School News
Riverhead Central School District
To better serve their school’s bilingual student body, members of Riverhead High School’s student newspaper, The Riptide, are working to offer their online publication in Spanish as well as in English.
With that goal, the students created a Spanish version of the Wix website they launched in November, which they plan to populate with Spanish translations of their articles.
“They are working to translate all of the articles themselves,” said advisor Samantha Mallahy.
On average, The Riptide maintains a staff of 10 students, who contribute articles on a variety of topics. Freelancers, including student-athletes, who cannot attend weekly meetings, provide sports content and photos.
To read The Riptide online, visit www.rhsriptide.com.
In other school news, eight Riverhead High School students participated in an empowering and motivational Girls Power Tech Day at Miller Place High School on May 3.
During the inaugural event, sponsored by Eastern Suffolk BOCES’s Suffolk Regional Information Center, Cisco Systems, and Million Women Mentors, the students were inspired to pursue careers in information and communications technology through hands-on activities and engagement with industry professionals.
Students heard from several presenters, who spoke about the various obstacles they had overcome. Among them were Dr.

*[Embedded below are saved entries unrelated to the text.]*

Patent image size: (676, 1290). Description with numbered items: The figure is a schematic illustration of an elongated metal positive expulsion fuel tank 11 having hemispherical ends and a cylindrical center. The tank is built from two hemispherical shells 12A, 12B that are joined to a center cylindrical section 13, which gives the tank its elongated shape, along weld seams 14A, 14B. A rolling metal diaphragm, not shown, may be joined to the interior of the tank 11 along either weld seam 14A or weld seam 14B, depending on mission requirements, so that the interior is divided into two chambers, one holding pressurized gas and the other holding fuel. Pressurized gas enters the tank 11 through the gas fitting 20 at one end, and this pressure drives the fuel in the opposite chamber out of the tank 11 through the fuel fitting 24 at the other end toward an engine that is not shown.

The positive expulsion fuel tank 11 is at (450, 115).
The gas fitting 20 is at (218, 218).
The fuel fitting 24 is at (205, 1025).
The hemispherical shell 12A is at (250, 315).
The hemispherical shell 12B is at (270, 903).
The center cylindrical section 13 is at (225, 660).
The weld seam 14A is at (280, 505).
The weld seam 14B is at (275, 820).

Heather Findletar Hines, an assistant clinical professor, Anne Nubile, a network and systems technician, and Aura Gomez-Tagle, an engineering management major at Stony Brook University.

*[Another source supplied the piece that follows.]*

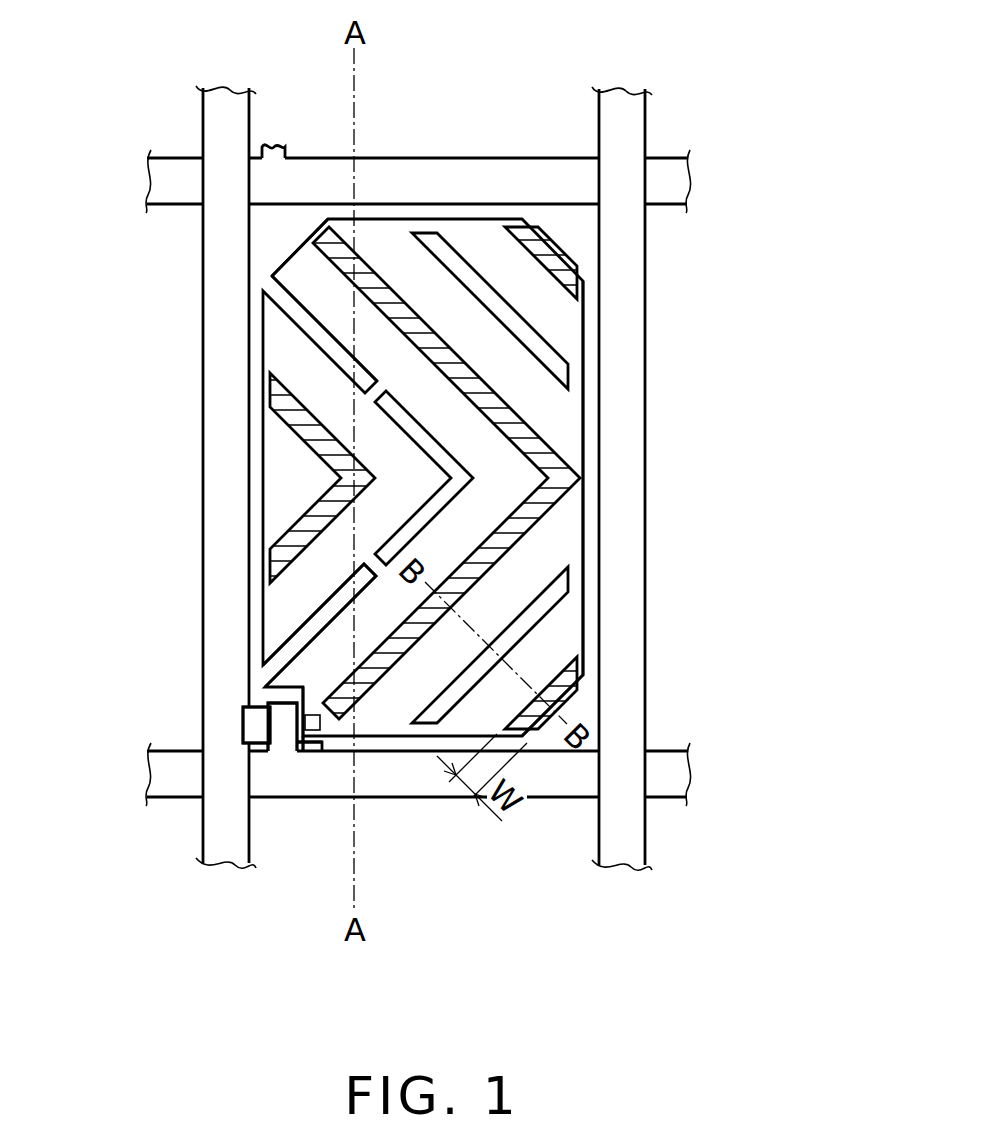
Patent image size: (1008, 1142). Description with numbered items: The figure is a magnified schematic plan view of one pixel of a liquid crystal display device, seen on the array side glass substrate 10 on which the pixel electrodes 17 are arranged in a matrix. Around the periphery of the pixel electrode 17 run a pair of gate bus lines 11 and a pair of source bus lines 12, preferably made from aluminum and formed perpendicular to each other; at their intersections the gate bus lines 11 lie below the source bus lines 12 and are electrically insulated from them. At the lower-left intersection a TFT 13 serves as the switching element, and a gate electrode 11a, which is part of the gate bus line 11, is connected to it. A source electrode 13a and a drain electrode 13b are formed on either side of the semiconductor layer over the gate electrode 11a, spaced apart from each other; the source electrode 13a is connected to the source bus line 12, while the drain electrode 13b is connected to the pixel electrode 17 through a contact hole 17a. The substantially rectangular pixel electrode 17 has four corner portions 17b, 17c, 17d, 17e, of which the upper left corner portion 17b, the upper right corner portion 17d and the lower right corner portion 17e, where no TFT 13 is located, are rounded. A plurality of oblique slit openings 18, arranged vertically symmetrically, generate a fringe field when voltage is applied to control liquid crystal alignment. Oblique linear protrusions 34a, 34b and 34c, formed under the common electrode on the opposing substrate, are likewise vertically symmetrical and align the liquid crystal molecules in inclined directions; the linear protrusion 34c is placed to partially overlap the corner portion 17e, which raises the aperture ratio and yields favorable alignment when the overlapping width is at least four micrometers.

Via live broadcast, participants also communicated with students from across the country as well as USA Paralympian Katie Holloway, who shared a message about overcoming adversity and the road to resiliency.
The workshop culminated with a circuit building competition in which students worked in groups to construct an electrical device.
Tuckahoe School District
Tuckahoe middle school students, along with their teachers, had a delicious and healthy treat on April 19. Experts from Cornell Cooperative Extension and Stony Brook Medicine, as well as The East End Farm to School Project, created two delicious snacks for Tuckahoe’s middle school students.
Locally grown baby spinach, prepared with tangerines and a lemon dressing, was a new vegetable to many of our students. They also tried baked pita chips with a pesto dip, which was a huge hit. Staff and students alike hope to see it on the school lunch menu.
Westhampton Beach School District
Westhampton Beach High School science teacher Dianna Gobler and two freshmen, Jack Halloran and Morgan Pilo, have been selected to participate in the summer “Imaging with a New Light” training at Brookhaven National Laboratory. The program will vastly expand science research opportunities for high school science students.
As part of the workshop, to be held June 25 to 29, Gobler and her students will take part in lectures and hands-on training related to sample preparation, data collection, data analysis, x-ray microspectroscopy, and microdiffraction.
With the training, the students will be able to submit a proposal to BNL to use the National Synchrotron Light Source-II with BNL scientists to further study dinosaur bones that they collected during a 2017 middle school science trip to Wyoming. During that trip, the students worked alongside scientists and researchers to dig in microsites and identify new Triceratops dig sites, tagged and found dinosaur vertebrae and skulls, and discovered a rare bird tooth.
Both students were selected for the BNL training because of their interest in science research, Gobler said.
“This is an amazing opportunity for our students. The technology will be useful for many other types of student research projects going forward, from environmental to human health,” she added.